È il procuratore generale, Daniela Meliota, a chiedere nella sua requisitoria di confermare le condanne a 4 anni e 10 mesi Emilio Fede e a 3 anni Nicole Minetti, nel nuovo appello nato dall'inchiesta Ruby bis.

Insomma, le stesse pene inflitte nel precedente processo di secondo grado, che poi è stato annullato dalla Cassazione nel novembre del 2014, per un "vuoto motivazionale", che oggi l'accusa sarà chiamata a colmare.

I giudici di Cassazione, infatti, annullarono la sentenza, sostenendo che la Corte non avesse spiegato "in concreto" le condotte dei due imputati, nonostante "la meticolosità con la quale si è soffermata sui concetti generali in tema di prostituzione, induzione e favoreggiamento".

L'ex direttore del Tg4, nel suo iter giudiziario, era stato assolto in primo grado dall'accusa di induzione alla prostituzione di Ruby (all'epoca dei fatti minorenne), mentre in appello era caduta quella riguardante le ragazze maggiorenni.

Quegli episodi sono stati riqualificati in tentativo di induzione alla prostituzione, così come quello relativo alla giovane marocchina.

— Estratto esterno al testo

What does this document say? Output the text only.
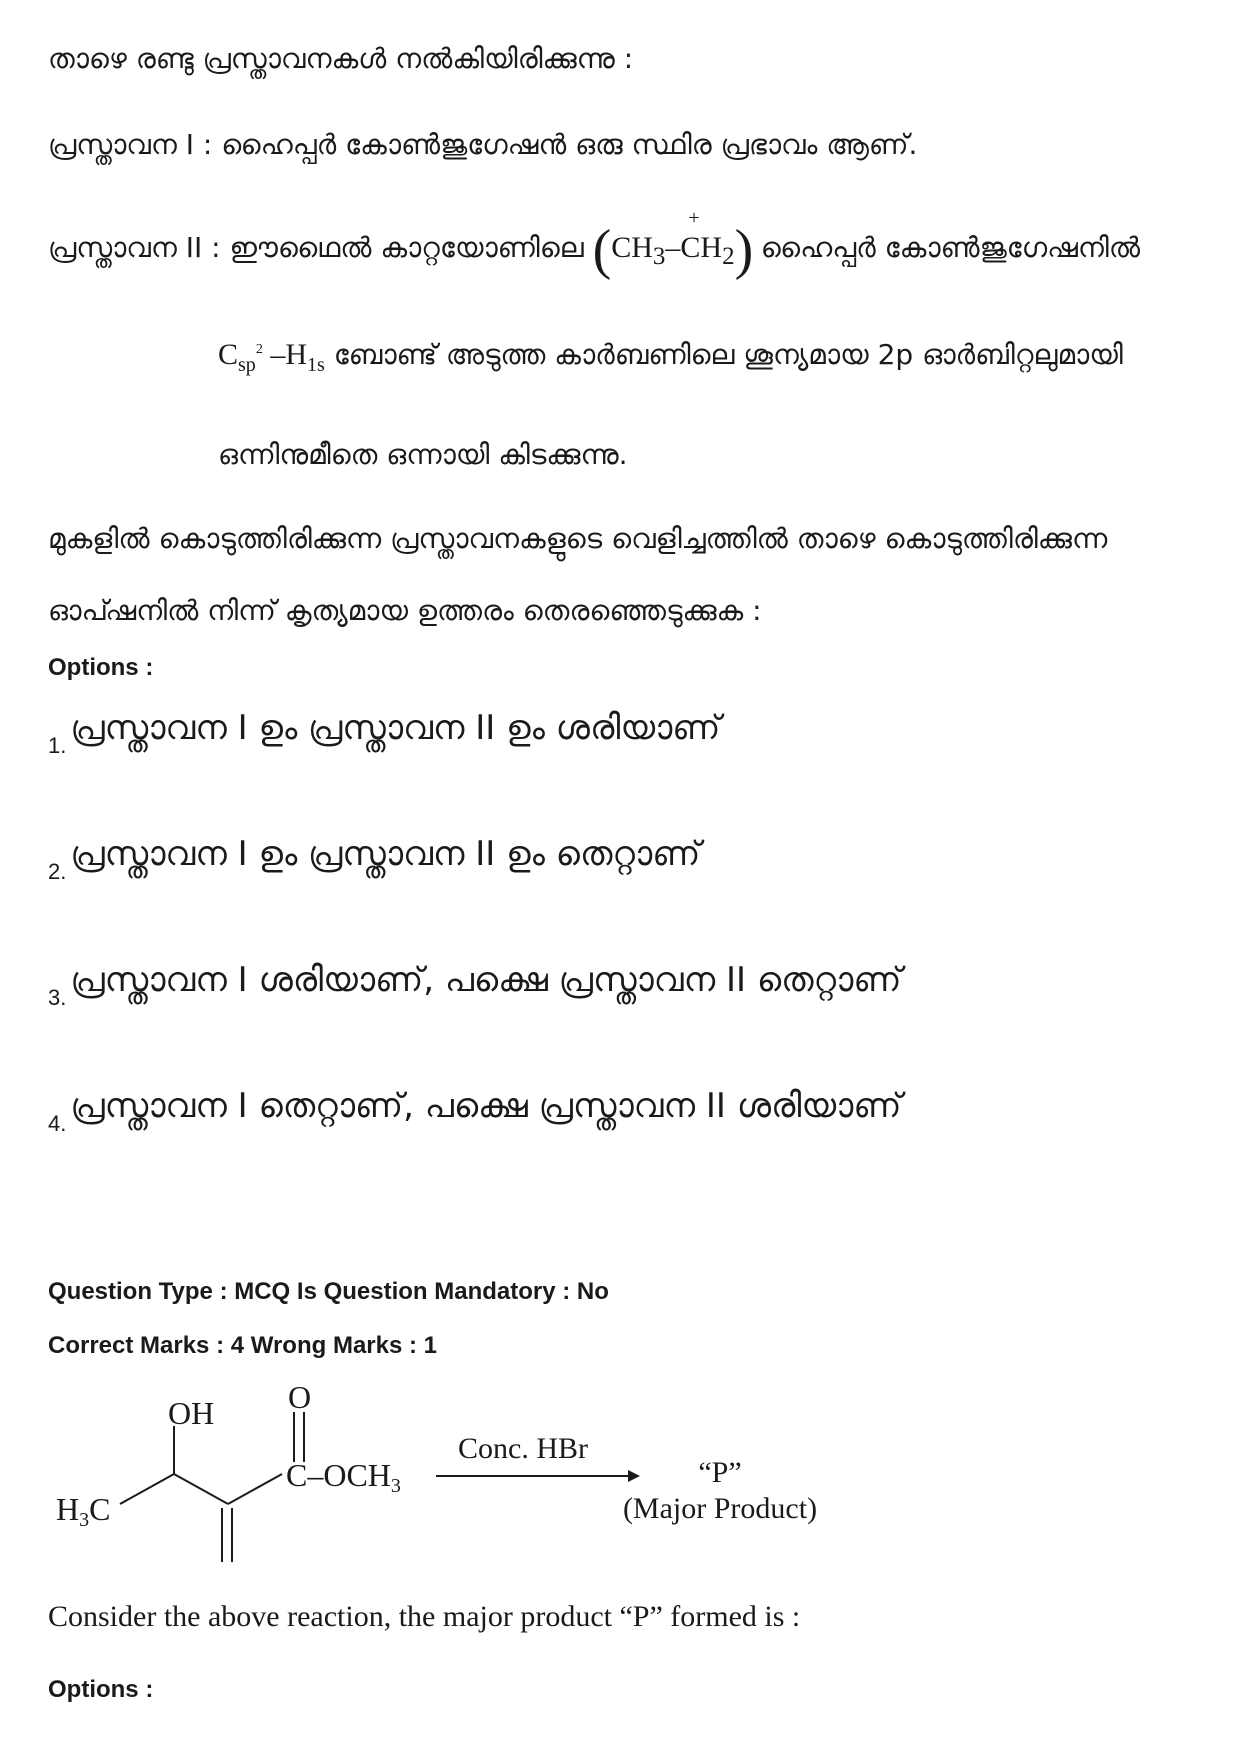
താഴെ രണ്ടു പ്രസ്താവനകൾ നൽകിയിരിക്കുന്നു :
പ്രസ്താവന I : ഹൈപ്പർ കോൺജുഗേഷൻ ഒരു സ്ഥിര പ്രഭാവം ആണ്.
പ്രസ്താവന II : ഈഥൈൽ കാറ്റയോണിലെ ($CH_3-$
+
$CH_2$) ഹൈപ്പർ കോൺജുഗേഷനിൽ
$C_{sp}^2$ $-H_{1s}$ ബോണ്ട് അടുത്ത കാർബണിലെ ശൂന്യമായ 2p ഓർബിറ്റലുമായി
ഒന്നിനുമീതെ ഒന്നായി കിടക്കുന്നു.
മുകളിൽ കൊടുത്തിരിക്കുന്ന പ്രസ്താവനകളുടെ വെളിച്ചത്തിൽ താഴെ കൊടുത്തിരിക്കുന്ന
ഓപ്ഷനിൽ നിന്ന് കൃത്യമായ ഉത്തരം തെരഞ്ഞെടുക്കുക :
Options :
1. പ്രസ്താവന I ഉം പ്രസ്താവന II ഉം ശരിയാണ്
2. പ്രസ്താവന I ഉം പ്രസ്താവന II ഉം തെറ്റാണ്
3. പ്രസ്താവന I ശരിയാണ്, പക്ഷെ പ്രസ്താവന II തെറ്റാണ്
4. പ്രസ്താവന I തെറ്റാണ്, പക്ഷെ പ്രസ്താവന II ശരിയാണ്
Question Type : MCQ Is Question Mandatory : No
Correct Marks : 4 Wrong Marks : 1
OH O
H3C
C–OCH3
Conc. HBr
“P”
(Major Product)
Consider the above reaction, the major product “P” formed is :
Options :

Da qui la riduzione della pena a 4 anni e 10 mesi.

Come ricostruisce il pg di Milano Meliota, Fede offriva alle olgettine "la promessa di avere un posto di lavoro" per dare "sempre merce nuova ai servigi sessuali di Berlusconi".

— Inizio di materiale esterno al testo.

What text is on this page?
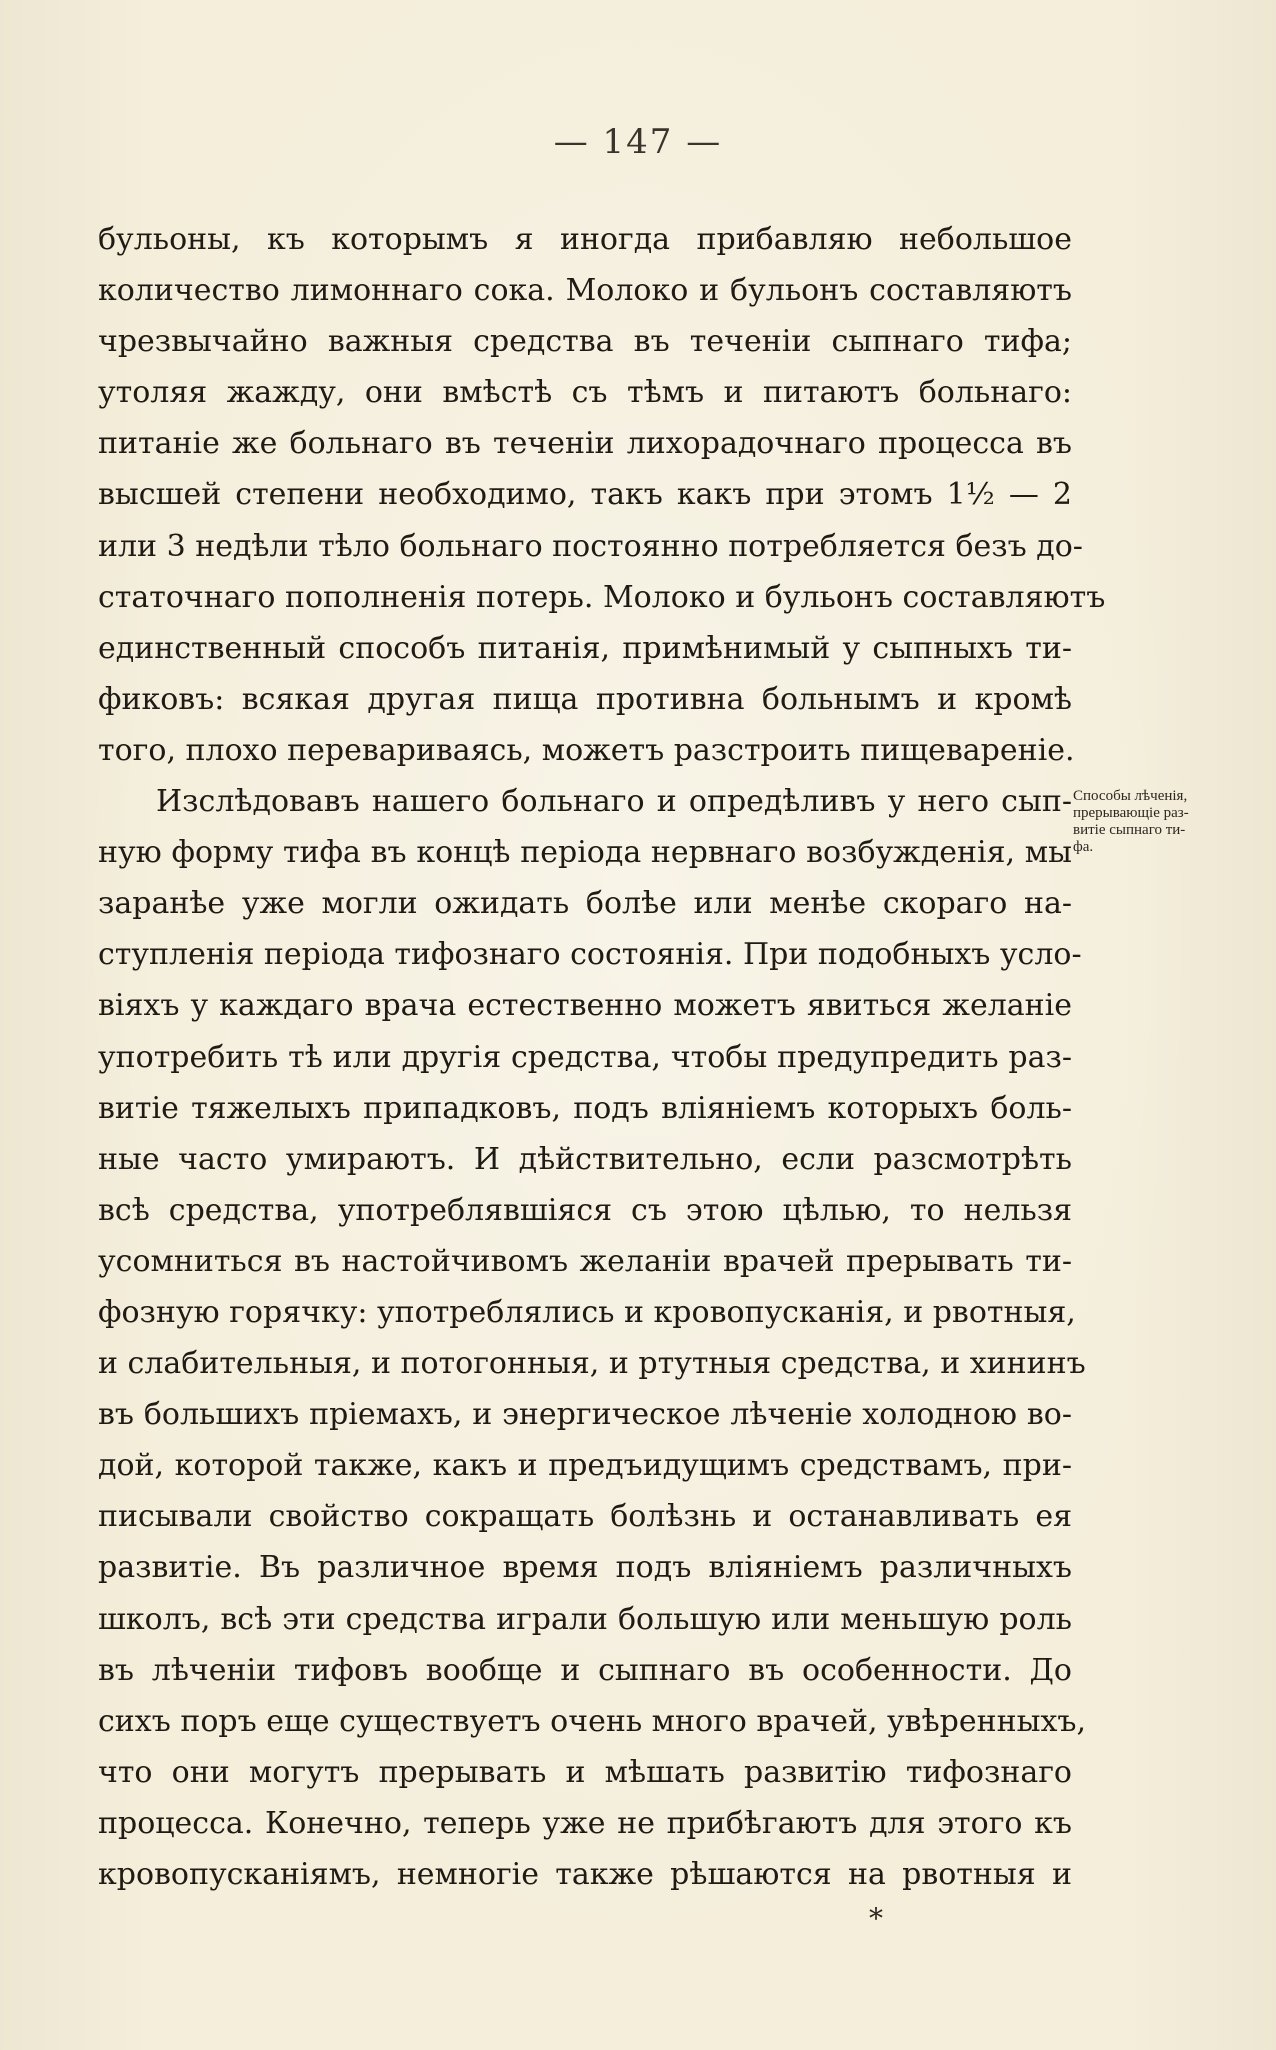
— 147 —
бульоны, къ которымъ я иногда прибавляю небольшое
количество лимоннаго сока. Молоко и бульонъ составляютъ
чрезвычайно важныя средства въ теченіи сыпнаго тифа;
утоляя жажду, они вмѣстѣ съ тѣмъ и питаютъ больнаго:
питаніе же больнаго въ теченіи лихорадочнаго процесса въ
высшей степени необходимо, такъ какъ при этомъ 1½ — 2
или 3 недѣли тѣло больнаго постоянно потребляется безъ до-
статочнаго пополненія потерь. Молоко и бульонъ составляютъ
единственный способъ питанія, примѣнимый у сыпныхъ ти-
фиковъ: всякая другая пища противна больнымъ и кромѣ
того, плохо перевариваясь, можетъ разстроить пищевареніе.
Изслѣдовавъ нашего больнаго и опредѣливъ у него сып-
ную форму тифа въ концѣ періода нервнаго возбужденія, мы
заранѣе уже могли ожидать болѣе или менѣе скораго на-
ступленія періода тифознаго состоянія. При подобныхъ усло-
віяхъ у каждаго врача естественно можетъ явиться желаніе
употребить тѣ или другія средства, чтобы предупредить раз-
витіе тяжелыхъ припадковъ, подъ вліяніемъ которыхъ боль-
ные часто умираютъ. И дѣйствительно, если разсмотрѣть
всѣ средства, употреблявшіяся съ этою цѣлью, то нельзя
усомниться въ настойчивомъ желаніи врачей прерывать ти-
фозную горячку: употреблялись и кровопусканія, и рвотныя,
и слабительныя, и потогонныя, и ртутныя средства, и хининъ
въ большихъ пріемахъ, и энергическое лѣченіе холодною во-
дой, которой также, какъ и предъидущимъ средствамъ, при-
писывали свойство сокращать болѣзнь и останавливать ея
развитіе. Въ различное время подъ вліяніемъ различныхъ
школъ, всѣ эти средства играли большую или меньшую роль
въ лѣченіи тифовъ вообще и сыпнаго въ особенности. До
сихъ поръ еще существуетъ очень много врачей, увѣренныхъ,
что они могутъ прерывать и мѣшать развитію тифознаго
процесса. Конечно, теперь уже не прибѣгаютъ для этого къ
кровопусканіямъ, немногіе также рѣшаются на рвотныя и
Способы лѣченія,
прерывающіе раз-
витіе сыпнаго ти-
фа.
*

Chi è chiamata a rispondere di favoreggiamento della prostituzione delle maggiorenni è Nicole Minetti, considerata la referente degli appartamenti di via Olgettina, in cui vivevano le ragazze.

"Perche la Minetti fa tutto questo? Per carità cristiana, per amicizia? - si chiede il pg in aula -. Perché c'è speculazione, lei trae un vantaggio direttamente da Berlusconi. È Berlusconi che l'ha fatta consigliere regionale". Secondo la Meliota, inoltre, le spese pagate per la casa sono "un'ulteriore corrispettivo rispetto alle serate di Arcore", che garantiscono "dai 2mila ai 10mila euro se si restava a dormire".